Esta estada foi aproveitada, para além de absorver lenta e seguramente a droga que vai dar cabo dos caranguejos, para contrabalançar alguns dos efeitos indesejáveis das últimas pelejas. Um deles prende-se com uma respeitável, mas desconfortável barriguinha que agora evidencio. Ela resulta da acumulação de líquidos dentro do ventre e impunha-se o seu esvaziamento. Foi isso mesmo que aconteceu e, após uma picadela em lugar estratégico na zona abdominal, comecei o longo processo de esvaziamento. No final resultaram uns 3 litros e meio de um líquido de cor dourada. Em conversa com o general, mais tarde, tive que confessar que em tempos de juventude cometi alguns excessos: Umas cervejitas a mais, sem nunca perder o norte. Lembro-me por exemplo de algumas visitas aos bares típicos de Antuérpia (acompanhando equipas de Corfebol) com cartas de 350 marcas diferentes de cerveja que estimulava um comportamento menos comedido. Agora foi o tempo de pagar por esses excessos. Por outro lado, em pouco menos de 4 horas de uma quase imobilização e de esvaziamento lento, no final resultou menos barriga, menos pressão interna e muito mais conforto. Só não aconselho porque a maior parte das bariguinhas que andam por aí já metabolizaram a cervejita toda em gordura e isso não se reduz assim tão simplesmente.

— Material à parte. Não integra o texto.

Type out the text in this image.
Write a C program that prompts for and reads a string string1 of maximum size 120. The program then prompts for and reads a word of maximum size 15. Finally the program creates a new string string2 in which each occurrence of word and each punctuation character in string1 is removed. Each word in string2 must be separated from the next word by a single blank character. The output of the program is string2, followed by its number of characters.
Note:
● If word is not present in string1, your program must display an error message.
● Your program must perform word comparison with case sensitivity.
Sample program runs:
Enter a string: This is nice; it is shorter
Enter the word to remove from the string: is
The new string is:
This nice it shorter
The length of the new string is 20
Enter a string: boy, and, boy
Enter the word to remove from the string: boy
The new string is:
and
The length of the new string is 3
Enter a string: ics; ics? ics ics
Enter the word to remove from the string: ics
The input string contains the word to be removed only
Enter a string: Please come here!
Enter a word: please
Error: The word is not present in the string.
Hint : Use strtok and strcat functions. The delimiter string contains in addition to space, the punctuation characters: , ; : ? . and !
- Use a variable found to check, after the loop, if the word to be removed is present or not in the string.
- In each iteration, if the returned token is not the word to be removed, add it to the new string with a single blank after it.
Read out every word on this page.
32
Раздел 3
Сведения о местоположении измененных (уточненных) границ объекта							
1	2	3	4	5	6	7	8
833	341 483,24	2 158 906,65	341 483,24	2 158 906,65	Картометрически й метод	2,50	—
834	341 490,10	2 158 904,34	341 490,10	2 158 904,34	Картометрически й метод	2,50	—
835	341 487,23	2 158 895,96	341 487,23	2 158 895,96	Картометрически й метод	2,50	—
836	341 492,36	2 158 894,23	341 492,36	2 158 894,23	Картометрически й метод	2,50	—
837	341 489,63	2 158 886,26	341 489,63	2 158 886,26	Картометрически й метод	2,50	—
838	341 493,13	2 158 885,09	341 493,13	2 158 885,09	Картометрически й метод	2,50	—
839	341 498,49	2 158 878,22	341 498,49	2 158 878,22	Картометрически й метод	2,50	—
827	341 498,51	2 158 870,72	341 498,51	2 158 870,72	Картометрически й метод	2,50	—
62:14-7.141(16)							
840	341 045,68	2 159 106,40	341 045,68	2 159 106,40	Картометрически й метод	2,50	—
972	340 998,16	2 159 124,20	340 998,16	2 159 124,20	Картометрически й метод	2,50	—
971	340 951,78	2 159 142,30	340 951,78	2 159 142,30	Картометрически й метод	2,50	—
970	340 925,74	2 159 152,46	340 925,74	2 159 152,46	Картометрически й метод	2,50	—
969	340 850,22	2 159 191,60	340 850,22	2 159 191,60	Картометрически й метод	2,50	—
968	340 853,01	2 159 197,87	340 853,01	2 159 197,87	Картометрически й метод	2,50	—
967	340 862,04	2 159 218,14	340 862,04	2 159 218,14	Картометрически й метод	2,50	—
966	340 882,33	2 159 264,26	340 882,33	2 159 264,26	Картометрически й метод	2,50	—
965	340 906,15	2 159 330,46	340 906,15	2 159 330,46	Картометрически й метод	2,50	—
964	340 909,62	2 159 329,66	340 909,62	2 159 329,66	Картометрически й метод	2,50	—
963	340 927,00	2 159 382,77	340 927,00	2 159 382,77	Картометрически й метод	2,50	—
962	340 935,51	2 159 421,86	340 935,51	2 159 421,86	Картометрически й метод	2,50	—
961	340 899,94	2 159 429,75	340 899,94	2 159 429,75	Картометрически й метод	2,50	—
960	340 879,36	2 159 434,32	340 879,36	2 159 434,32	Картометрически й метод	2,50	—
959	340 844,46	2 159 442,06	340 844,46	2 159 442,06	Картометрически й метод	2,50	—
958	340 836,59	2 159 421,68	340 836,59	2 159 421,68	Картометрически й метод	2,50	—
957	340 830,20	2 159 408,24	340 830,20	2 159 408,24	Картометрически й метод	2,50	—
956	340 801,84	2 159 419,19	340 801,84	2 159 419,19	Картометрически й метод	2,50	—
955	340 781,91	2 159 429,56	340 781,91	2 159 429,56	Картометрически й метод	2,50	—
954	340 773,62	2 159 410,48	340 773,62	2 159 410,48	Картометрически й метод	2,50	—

terça-feira, 2 de setembro de 2008

Férias e fígados



Foi a primeira vez que passei um mês de férias inteirinho em Paris. Foi uma sensação estranha! Férias, no meu dicionário, significa praia, mar, areia escaldante, brisa fresca e húmida, vento quente, mergulhos em águas cálidas e, sobretudo, uma boa dose de nada!
Desta vez, Paris, trouxe-me a chuva intensa, o frio arrepiante oscilando com o calor de estufa, o vento frio, nuvens carregadas e por vezes o sol espreitando timidamente por entre os farrapos de algodão.
Enfim, estes tempos têm que ser dedicados a outras causas em que o tempo que faz é indiferente, ... e é nisso que me concentro agora.
Os últimos tempos têm sido de alguma ansiedade à espera dos resultados do TAC que fazia o balanço dos últimos desenvolvimentos. Apesar de as notícias não serem as melhores, há sempre uma boa notícia por trás das más. Os caranguejos do pâncreas parecem ter parado de crescer, o que é uma boa notícia, no entanto, o fígado tem sido invadido por uma corja destas infames criaturas.
Já me tinham dito que, de vez em quando, mostrava maus fígados, ... mas não queria acreditar. Agora parece evidente que devem ter razão! Os indicadores fisiológicos já faziam crer dessa evidência, mas poderia ser por variadas razões. Agora sabe-se mesmo que os caranguejos decidiram migrar em força para terras “figadais”.
As boas notícias, que se escondem por trás das más, é que felizmente existem alternativas e aqui em Paris não existem limitações quanto ao uso de moléculas, entretanto descobertas, por mais recentes que sejam, para o combate aos caranguejos.
É já amanhã que vou entrar num novo patamar de cura, utilizando outras drogas que, espero, desempenhem a missão com mais afinco. De 15 em 15 dias tenho 3 dias de permanência no castelo para lenta e profusamente absorver a química necessária à erradicação destes bichos horrendos.
Vai ser desta! Vou conseguir! Vamos conseguir!